En los edificios, los ascensores se detuvieron entre dos pisos. Los aeropuertos, que rebosaban de actividad, virtualmente dejaron de funcionar. En calles y carreteras las farolas y señales de tráfico luminosas se apagaron, provocando un caos descomunal.
Más de un octavo de California, una extensión mucho más grande que Suiza, con una población de unos tres millones de personas, se detuvo abruptamente. Lo que hasta poco antes había sido tan solo una posibilidad, era ahora una desastrosa realidad, y muy de lejos peor de lo que se temía.

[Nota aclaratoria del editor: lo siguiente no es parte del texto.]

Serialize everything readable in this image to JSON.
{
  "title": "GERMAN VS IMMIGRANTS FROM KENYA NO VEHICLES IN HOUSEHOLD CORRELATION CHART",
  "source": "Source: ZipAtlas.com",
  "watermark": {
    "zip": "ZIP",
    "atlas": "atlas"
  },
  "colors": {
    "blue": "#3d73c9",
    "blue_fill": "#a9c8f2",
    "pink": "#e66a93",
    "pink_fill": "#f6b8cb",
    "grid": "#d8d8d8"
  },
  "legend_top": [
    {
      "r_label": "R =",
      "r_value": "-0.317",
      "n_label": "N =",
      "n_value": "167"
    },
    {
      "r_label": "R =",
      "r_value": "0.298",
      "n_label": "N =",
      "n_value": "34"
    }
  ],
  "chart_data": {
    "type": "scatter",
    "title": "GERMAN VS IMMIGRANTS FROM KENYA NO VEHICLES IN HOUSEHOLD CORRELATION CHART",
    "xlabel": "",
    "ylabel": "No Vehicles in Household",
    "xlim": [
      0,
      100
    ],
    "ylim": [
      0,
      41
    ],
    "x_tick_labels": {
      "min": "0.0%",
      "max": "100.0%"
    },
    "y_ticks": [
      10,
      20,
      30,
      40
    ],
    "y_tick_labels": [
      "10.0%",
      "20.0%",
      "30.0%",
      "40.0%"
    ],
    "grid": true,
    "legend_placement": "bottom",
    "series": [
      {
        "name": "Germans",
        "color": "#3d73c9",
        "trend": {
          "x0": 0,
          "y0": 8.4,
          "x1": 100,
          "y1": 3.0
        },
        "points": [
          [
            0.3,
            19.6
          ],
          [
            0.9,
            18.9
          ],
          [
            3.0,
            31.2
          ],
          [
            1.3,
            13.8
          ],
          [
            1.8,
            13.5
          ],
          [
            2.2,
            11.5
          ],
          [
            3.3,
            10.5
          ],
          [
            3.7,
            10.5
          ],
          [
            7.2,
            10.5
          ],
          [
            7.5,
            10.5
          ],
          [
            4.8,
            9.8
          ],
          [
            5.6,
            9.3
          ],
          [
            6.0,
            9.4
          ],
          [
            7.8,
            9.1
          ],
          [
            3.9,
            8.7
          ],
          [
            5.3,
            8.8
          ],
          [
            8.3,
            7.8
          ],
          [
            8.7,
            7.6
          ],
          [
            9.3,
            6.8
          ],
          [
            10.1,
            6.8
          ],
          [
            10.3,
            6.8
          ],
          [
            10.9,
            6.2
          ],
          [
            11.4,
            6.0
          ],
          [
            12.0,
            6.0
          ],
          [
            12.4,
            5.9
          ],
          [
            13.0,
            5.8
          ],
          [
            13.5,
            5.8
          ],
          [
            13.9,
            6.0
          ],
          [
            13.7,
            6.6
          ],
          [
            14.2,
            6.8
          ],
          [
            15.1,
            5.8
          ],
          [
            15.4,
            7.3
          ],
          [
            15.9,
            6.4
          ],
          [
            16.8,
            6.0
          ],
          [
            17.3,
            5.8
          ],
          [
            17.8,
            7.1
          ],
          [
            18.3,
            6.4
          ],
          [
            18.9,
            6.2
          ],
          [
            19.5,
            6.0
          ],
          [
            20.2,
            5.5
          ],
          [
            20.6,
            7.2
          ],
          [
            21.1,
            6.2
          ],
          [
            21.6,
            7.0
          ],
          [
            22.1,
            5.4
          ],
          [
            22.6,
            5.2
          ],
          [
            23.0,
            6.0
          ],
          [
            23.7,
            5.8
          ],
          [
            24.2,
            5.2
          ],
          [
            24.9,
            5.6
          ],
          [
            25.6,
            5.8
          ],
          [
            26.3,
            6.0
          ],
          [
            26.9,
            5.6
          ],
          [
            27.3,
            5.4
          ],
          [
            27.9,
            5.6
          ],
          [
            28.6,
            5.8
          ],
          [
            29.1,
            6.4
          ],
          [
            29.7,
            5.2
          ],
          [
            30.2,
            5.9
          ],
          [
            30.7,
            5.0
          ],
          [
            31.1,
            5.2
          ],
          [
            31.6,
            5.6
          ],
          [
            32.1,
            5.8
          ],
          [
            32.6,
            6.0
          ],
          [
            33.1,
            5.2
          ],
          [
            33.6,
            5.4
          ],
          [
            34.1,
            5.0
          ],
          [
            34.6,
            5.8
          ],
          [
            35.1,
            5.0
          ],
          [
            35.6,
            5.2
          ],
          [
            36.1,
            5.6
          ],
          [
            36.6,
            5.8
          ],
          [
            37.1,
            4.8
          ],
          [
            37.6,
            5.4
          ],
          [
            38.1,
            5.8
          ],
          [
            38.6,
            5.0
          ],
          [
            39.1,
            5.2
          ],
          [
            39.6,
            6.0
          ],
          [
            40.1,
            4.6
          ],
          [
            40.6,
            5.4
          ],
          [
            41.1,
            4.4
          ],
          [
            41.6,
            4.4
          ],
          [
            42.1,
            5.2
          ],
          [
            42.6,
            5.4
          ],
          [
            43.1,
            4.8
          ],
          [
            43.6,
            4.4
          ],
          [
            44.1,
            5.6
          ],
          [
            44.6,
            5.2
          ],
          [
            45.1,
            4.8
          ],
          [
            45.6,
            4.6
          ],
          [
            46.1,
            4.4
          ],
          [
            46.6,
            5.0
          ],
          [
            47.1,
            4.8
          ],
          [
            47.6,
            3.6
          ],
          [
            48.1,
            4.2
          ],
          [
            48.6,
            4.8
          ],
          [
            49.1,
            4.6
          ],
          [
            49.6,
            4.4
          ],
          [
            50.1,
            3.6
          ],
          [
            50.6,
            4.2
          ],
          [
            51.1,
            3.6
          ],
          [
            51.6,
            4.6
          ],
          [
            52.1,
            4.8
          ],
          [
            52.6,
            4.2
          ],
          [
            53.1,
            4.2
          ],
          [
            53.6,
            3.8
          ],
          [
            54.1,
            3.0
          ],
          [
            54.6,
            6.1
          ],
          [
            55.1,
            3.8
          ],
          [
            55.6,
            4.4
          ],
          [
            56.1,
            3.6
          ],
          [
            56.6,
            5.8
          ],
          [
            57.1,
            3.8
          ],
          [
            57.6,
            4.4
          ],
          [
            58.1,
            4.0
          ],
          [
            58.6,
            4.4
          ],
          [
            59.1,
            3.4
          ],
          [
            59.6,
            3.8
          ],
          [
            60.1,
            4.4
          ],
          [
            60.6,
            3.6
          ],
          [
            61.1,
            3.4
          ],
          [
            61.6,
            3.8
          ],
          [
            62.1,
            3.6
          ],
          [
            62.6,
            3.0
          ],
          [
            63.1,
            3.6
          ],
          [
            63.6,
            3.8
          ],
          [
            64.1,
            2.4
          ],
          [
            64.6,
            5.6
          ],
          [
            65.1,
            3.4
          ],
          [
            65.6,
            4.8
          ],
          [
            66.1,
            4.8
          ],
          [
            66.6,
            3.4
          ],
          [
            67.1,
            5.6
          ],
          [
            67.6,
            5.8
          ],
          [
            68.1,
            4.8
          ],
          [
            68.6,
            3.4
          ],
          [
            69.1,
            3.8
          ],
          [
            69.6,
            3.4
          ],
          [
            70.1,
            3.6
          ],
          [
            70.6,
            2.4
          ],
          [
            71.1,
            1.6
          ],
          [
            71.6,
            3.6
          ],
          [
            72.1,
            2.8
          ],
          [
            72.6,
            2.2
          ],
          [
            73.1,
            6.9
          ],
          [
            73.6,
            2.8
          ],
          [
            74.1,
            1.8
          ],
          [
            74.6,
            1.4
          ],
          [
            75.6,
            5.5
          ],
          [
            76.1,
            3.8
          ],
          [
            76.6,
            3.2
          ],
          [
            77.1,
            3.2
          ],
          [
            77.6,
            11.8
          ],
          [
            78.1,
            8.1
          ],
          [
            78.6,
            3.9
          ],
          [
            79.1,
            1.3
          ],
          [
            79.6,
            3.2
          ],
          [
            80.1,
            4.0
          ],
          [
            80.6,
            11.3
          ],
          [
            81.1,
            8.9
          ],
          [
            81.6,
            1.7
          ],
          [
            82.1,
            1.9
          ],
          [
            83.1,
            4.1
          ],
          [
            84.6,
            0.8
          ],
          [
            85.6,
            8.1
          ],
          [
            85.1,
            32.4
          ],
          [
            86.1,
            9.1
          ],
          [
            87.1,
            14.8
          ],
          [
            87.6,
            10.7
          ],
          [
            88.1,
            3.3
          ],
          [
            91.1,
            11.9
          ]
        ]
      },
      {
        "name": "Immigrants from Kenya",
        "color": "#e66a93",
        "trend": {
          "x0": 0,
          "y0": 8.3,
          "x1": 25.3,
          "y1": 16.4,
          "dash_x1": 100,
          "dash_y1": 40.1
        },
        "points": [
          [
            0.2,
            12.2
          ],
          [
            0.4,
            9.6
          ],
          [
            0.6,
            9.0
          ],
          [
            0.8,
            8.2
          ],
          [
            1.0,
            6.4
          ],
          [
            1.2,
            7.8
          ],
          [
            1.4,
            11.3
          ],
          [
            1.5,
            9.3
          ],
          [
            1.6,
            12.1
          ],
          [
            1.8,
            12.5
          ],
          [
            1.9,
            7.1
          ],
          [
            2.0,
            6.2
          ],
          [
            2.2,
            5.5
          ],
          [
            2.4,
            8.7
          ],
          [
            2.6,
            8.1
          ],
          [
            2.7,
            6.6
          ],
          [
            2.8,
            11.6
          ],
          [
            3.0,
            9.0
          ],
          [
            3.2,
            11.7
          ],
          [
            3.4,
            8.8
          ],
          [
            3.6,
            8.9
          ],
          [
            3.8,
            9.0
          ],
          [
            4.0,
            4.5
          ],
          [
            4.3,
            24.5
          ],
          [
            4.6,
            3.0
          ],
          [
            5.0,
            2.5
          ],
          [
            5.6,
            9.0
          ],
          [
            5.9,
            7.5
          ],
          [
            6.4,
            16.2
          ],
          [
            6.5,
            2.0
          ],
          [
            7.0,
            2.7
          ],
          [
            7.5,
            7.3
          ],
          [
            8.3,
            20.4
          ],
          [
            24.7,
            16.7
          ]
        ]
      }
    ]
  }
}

En el tablero de comunicaciones del Centro de Control, protegido de la pérdida de energía por circuitos especiales, tres auxiliares trabajaban rápidamente, diseminando instrucciones de emergencia, telefoneando órdenes a las plantas generadoras y controles de energía de las divisiones, examinando planos del sistema, escrutando las pantallas de rayos catódicos que mostraban los circuitos involucrados. Iban a estar ocupados durante mucho tiempo, pero por ahora las medidas puestas en marcha por las computadoras se les habían adelantado muchísimo.
—¡Eh! —dijo el gobernador por el teléfono de Humphrey—, se acaban de apagar todas las luces.
—Lo sé —aceptó el presidente—. Por eso le llamaba.
Por otro teléfono, una línea directa al cuarto de control de La Mission, Ray Paulsen gritaba:
—¿Qué demonios le ha pasado a «Gran Lil»?